To the extent appellants take issue with the broader impact of Buckhannon on public interest litigation, the Supreme Court viewed this type of argument for awarding attorneys' fees as falling within the scope of the “catalyst theory” and, in broadly rejecting that theory, rejected appellants' concerns as well. See id. at 607-09. Although the plaintiffs in Buckhannon had not secured interlocutory relief on appeal before their challenge was mooted, as appellants did in Autor I, the Supreme Court reaffirmed that “an interlocutory ruling that reverses a dismissal for failure to state a claim ‘is not the stuff of which legal victories are made.’ ” Id. at 605 (quoting Hewitt v. Helms, 482 U.S. 755, 760 (1987)). Allowing a plaintiff to “recover attorney's fees if it established that the complaint had sufficient merit to withstand a motion to dismiss for lack of jurisdiction or failure to state a claim on which relief may be granted” was a “limited form of the catalyst theory.” Id. (internal quotation marks omitted).

This court recently stated as much in SecurityPoint Holdings, Inc., 836 F.3d 32, in overruling Waterman's requirement that “to ‘prevail’ a party must obtain a change in the opposing party's ‘primary conduct,’ such as, in the agency context, ‘relief from a restriction, grant of a benefit, imposition of a restriction on others, etc.’ ” SecurityPoint, 836 F.3d at 37 (quoting Waterman, 901 F.2d at 1122); see id. 35 n.1. The court concluded that Waterman was inconsistent with Shalala v. Schaefer, 509 U.S. 292 (1993), which held that a remand by the district court to an agency could constitute a “final judgment” for purposes of a plaintiff's “prevailing party” status if the remand terminated the district court's jurisdiction over the case. Id. at 37. This type of remand was distinguishable from “interim victories within the federal court system that are insufficient for prevailing-party status, such as withstanding a motion to dismiss or obtaining an interlocutory ruling that reverses a dismissal for failure to state a claim.” Id. at 38 (internal quotation marks and brackets omitted). In the former circumstance, the remand alone is sufficient to confer prevailing party status because the district court had entered a favorable final judgment even though the plaintiff may not ultimately succeed before the agency on remand. Id. By contrast, a plaintiff who obtains the denial of a motion to dismiss has won only the “opportunity to continue pressing his claims in the case originally filed. Such a ruling doesn't compel the defendant to alter its conduct one whit; it merely means that an attempt to throw the case out was unsuccessful.” Id. “[A]scertaining the prevailing party must await further developments in the case.” Id. at 39.

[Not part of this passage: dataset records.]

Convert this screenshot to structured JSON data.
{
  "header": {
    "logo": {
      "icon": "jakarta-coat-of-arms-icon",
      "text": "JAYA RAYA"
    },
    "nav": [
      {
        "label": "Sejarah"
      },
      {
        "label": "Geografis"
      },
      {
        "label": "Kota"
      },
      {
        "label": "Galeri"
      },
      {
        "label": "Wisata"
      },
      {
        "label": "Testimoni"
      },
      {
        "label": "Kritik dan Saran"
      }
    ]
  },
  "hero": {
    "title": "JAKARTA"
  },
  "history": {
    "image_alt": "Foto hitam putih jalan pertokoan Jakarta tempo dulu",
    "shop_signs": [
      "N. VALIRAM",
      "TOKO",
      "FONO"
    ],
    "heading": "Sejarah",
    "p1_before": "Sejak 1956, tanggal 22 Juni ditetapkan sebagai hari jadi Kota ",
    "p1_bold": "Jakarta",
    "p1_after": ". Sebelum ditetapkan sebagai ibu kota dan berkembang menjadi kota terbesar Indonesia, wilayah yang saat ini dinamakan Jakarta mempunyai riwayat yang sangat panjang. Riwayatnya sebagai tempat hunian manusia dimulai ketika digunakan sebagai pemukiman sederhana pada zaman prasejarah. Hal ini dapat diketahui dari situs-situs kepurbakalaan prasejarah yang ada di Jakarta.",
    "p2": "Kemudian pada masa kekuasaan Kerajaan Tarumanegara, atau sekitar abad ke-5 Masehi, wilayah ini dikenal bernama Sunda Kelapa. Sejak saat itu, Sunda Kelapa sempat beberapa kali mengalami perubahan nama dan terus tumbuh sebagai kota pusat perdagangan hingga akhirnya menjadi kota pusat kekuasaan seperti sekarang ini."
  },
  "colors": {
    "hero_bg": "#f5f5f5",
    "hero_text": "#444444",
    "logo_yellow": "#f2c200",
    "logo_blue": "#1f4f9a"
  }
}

Appellants' circumstances do not warrant a different result. Although they “achieved [a] desired result,” Buckhannon, 532 U.S. at 600, their success in Autor I “lacks the necessary judicial imprimatur” on the merits of their challenge to the lobbyist ban to secure the status of “prevailing party,” id. at 605. Because appellants are not “prevailing parties” under the EAJA, it is unnecessary to address whether the government's position was substantially justified.

Accordingly, we affirm.

Opinion for the Court filed by Circuit Judge ROGERS.